Y pensando en ello, y sin miedo a los lobos porque no podían tocarme, me volví a mi habitación, y me estiré en la cama... Y entonces decidí que me daba lo mismo seguir viva que morir. Porque el cansancio me invadía, y de repente tuve muchísimo sueño, y pensé que si no despertaba, daría lo mismo, pues estaría siguiendo el mismo camino que mis padres se habían visto forzados a tomar. Y entonces me dormí... pensando en las motivaciones de los lobos y en quién o qué los mandaba...

Y aunque al día siguiente todo volvió a la normalidad, de algún modo algo había cambiado. Los lobos se llevaron algo muy preciado... Algo que ahora sólo yo poseía, aunque nunca he sabido qué es...

09 enero 2007

De cuando mi barrio quedó desierto

Uno de mis primeros trabajos "en serio" fue en una panadería. Yo me encontraba en esa edad en la que ya es posible trabajar y en la que los Reyes Magos y la paga mensual desaparecen, y al mismo tiempo intentaba estudiar, por lo que cuando vi el cartel de "Se necesita aprendiz" no me lo pensé dos veces y solicité el trabajo. La encargada de la panadería me conocía desde que yo era muy pequeña, y no dudó al aceptarme.

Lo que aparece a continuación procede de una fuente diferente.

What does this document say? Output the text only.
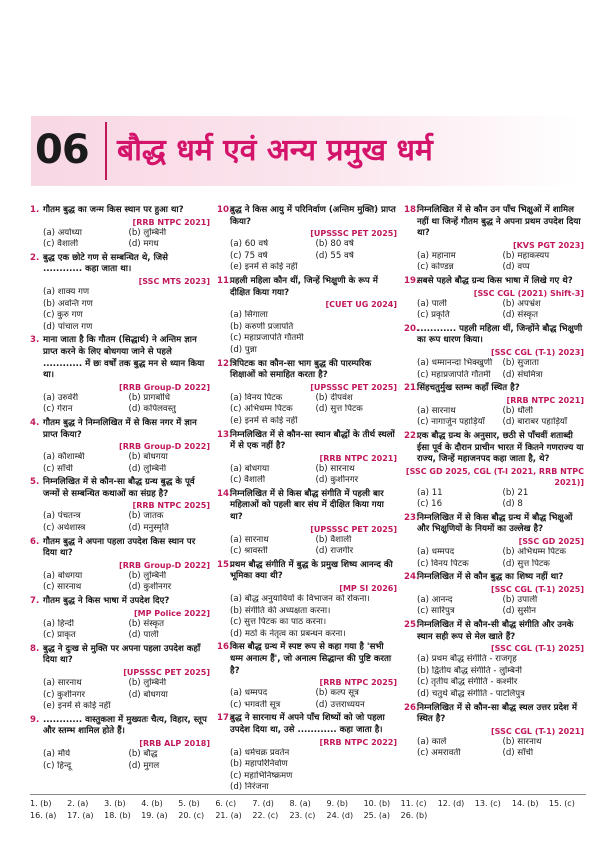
06 बौद्ध धर्म एवं अन्य प्रमुख धर्म
1. गौतम बुद्ध का जन्म किस स्थान पर हुआ था?
[RRB NTPC 2021]
(a) अयोध्या	(b) लुम्बिनी
(c) वैशाली	(d) मगध
2. बुद्ध एक छोटे गण से सम्बन्धित थे, जिसे ............ कहा जाता था।
[SSC MTS 2023]
(a) शाक्य गण
(b) अवन्ति गण
(c) कुरु गण
(d) पांचाल गण
3. माना जाता है कि गौतम (सिद्धार्थ) ने अन्तिम ज्ञान प्राप्त करने के लिए बोधगया जाने से पहले ............ में छः वर्षों तक बुद्ध मन से ध्यान किया था।
[RRB Group-D 2022]
(a) उरुवेरी	(b) प्रागबोधि
(c) गेरान	(d) कपिलवस्तु
4. गौतम बुद्ध ने निम्नलिखित में से किस नगर में ज्ञान प्राप्त किया?
[RRB Group-D 2022]
(a) कौशाम्बी	(b) बोधगया
(c) साँची	(d) लुम्बिनी
5. निम्नलिखित में से कौन-सा बौद्ध ग्रन्थ बुद्ध के पूर्व जन्मों से सम्बन्धित कथाओं का संग्रह है?
[RRB NTPC 2025]
(a) पंचतन्त्र	(b) जातक
(c) अर्थशास्त्र	(d) मनुस्मृति
6. गौतम बुद्ध ने अपना पहला उपदेश किस स्थान पर दिया था?
[RRB Group-D 2022]
(a) बोधगया	(b) लुम्बिनी
(c) सारनाथ	(d) कुशीनगर
7. गौतम बुद्ध ने किस भाषा में उपदेश दिए?
[MP Police 2022]
(a) हिन्दी	(b) संस्कृत
(c) प्राकृत	(d) पाली
8. बुद्ध ने दुःख से मुक्ति पर अपना पहला उपदेश कहाँ दिया था?
[UPSSSC PET 2025]
(a) सारनाथ	(b) लुम्बिनी
(c) कुशीनगर	(d) बोधगया
(e) इनमें से कोई नहीं
9. ............ वास्तुकला में मुख्यतः चैत्य, विहार, स्तूप और स्तम्भ शामिल होते हैं।
[RRB ALP 2018]
(a) मौर्य	(b) बौद्ध
(c) हिन्दू	(d) मुगल
10.
बुद्ध ने किस आयु में परिनिर्वाण (अन्तिम मुक्ति) प्राप्त किया?
[UPSSSC PET 2025]
(a) 60 वर्ष	(b) 80 वर्ष
(c) 75 वर्ष	(d) 55 वर्ष
(e) इनमें से कोई नहीं
11.
पहली महिला कौन थीं, जिन्हें भिक्षुणी के रूप में दीक्षित किया गया?
[CUET UG 2024]
(a) सिगाला
(b) करुणी प्रजापति
(c) महाप्रजापति गौतमी
(d) पुन्ना
12.
त्रिपिटक का कौन-सा भाग बुद्ध की पारम्परिक शिक्षाओं को समाहित करता है?
[UPSSSC PET 2025]
(a) विनय पिटक	(b) दीपवंश
(c) अभिधम्म पिटक	(d) सुत्त पिटक
(e) इनमें से कोई नहीं
13.
निम्नलिखित में से कौन-सा स्थान बौद्धों के तीर्थ स्थलों में से एक नहीं है?
[RRB NTPC 2021]
(a) बोधगया	(b) सारनाथ
(c) वैशाली	(d) कुशीनगर
14.
निम्नलिखित में से किस बौद्ध संगीति में पहली बार महिलाओं को पहली बार संघ में दीक्षित किया गया था?
[UPSSSC PET 2025]
(a) सारनाथ	(b) वैशाली
(c) श्रावस्ती	(d) राजगीर
15.
प्रथम बौद्ध संगीति में बुद्ध के प्रमुख शिष्य आनन्द की भूमिका क्या थी?
[MP SI 2026]
(a) बौद्ध अनुयायियों के विभाजन को रोकना।
(b) संगीति की अध्यक्षता करना।
(c) सुत्त पिटक का पाठ करना।
(d) मठों के नेतृत्व का प्रबन्धन करना।
16.
किस बौद्ध ग्रन्थ में स्पष्ट रूप से कहा गया है 'सभी धम्म अनात्म हैं', जो अनात्म सिद्धान्त की पुष्टि करता है?
[RRB NTPC 2025]
(a) धम्मपद	(b) कल्प सूत्र
(c) भगवती सूत्र	(d) उत्तराध्ययन
17.
बुद्ध ने सारनाथ में अपने पाँच शिष्यों को जो पहला उपदेश दिया था, उसे ............ कहा जाता है।
[RRB NTPC 2022]
(a) धर्मचक्र प्रवर्तन
(b) महापरिनिर्वाण
(c) महाभिनिष्क्रमण
(d) निरंजना
18.
निम्नलिखित में से कौन उन पाँच भिक्षुओं में शामिल नहीं था जिन्हें गौतम बुद्ध ने अपना प्रथम उपदेश दिया था?
[KVS PGT 2023]
(a) महानाम	(b) महाकस्यप
(c) कोण्डन्न	(d) वप्प
19.
सबसे पहले बौद्ध ग्रन्थ किस भाषा में लिखे गए थे?
[SSC CGL (2021) Shift-3]
(a) पाली	(b) अपभ्रंश
(c) प्रकृति	(d) संस्कृत
20.
............ पहली महिला थीं, जिन्होंने बौद्ध भिक्षुणी का रूप धारण किया।
[SSC CGL (T-1) 2023]
(a) धम्मानन्दा भिक्खुणी	(b) सुजाता
(c) महाप्रजापति गौतमी	(d) संघमित्रा
21.
सिंहचतुर्मुख स्तम्भ कहाँ स्थित है?
[RRB NTPC 2021]
(a) सारनाथ	(b) धौली
(c) नागार्जुन पहाड़ियाँ	(d) बाराबर पहाड़ियाँ
22.
एक बौद्ध ग्रन्थ के अनुसार, छठी से पाँचवीं शताब्दी ईसा पूर्व के दौरान प्राचीन भारत में कितने गणराज्य या राज्य, जिन्हें महाजनपद कहा जाता है, थे?
[SSC GD 2025, CGL (T-I 2021, RRB NTPC 2021)]
(a) 11	(b) 21
(c) 16	(d) 8
23.
निम्नलिखित में से किस बौद्ध ग्रन्थ में बौद्ध भिक्षुओं और भिक्षुणियों के नियमों का उल्लेख है?
[SSC GD 2025]
(a) धम्मपद	(b) अभिधम्म पिटक
(c) विनय पिटक	(d) सुत्त पिटक
24.
निम्नलिखित में से कौन बुद्ध का शिष्य नहीं था?
[SSC CGL (T-1) 2025]
(a) आनन्द	(b) उपाली
(c) सारिपुत्र	(d) सुसीन
25.
निम्नलिखित में से कौन-सी बौद्ध संगीति और उनके स्थान सही रूप से मेल खाते हैं?
[SSC CGL (T-1) 2025]
(a) प्रथम बौद्ध संगीति - राजगृह
(b) द्वितीय बौद्ध संगीति - लुम्बिनी
(c) तृतीय बौद्ध संगीति - कश्मीर
(d) चतुर्थ बौद्ध संगीति - पाटलिपुत्र
26.
निम्नलिखित में से कौन-सा बौद्ध स्थल उत्तर प्रदेश में स्थित है?
[SSC CGL (T-1) 2021]
(a) कार्ले	(b) सारनाथ
(c) अमरावती	(d) साँची
1. (b)	2. (a)	3. (b)	4. (b)	5. (b)	6. (c)	7. (d)	8. (a)	9. (b)	10. (b)	11. (c)	12. (d)	13. (c)	14. (b)	15. (c)
16. (a)	17. (a)	18. (b)	19. (a)	20. (c)	21. (a)	22. (c)	23. (c)	24. (d)	25. (a)	26. (b)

Tenía que abrir la tienda realmente pronto: muchas veces, a la una de la madrugada ya tenía que estar preparando las pastas y algo de pan para los primeros clientes. En esa época la gente parecía no querer dormir por la noche, y por eso tuvimos que cambiar los horarios. Yo tampoco parecía tener demasiado sueño, por lo que durante el día estudiaba y pasaba las noches en la panadería, atendiendo a los clientes.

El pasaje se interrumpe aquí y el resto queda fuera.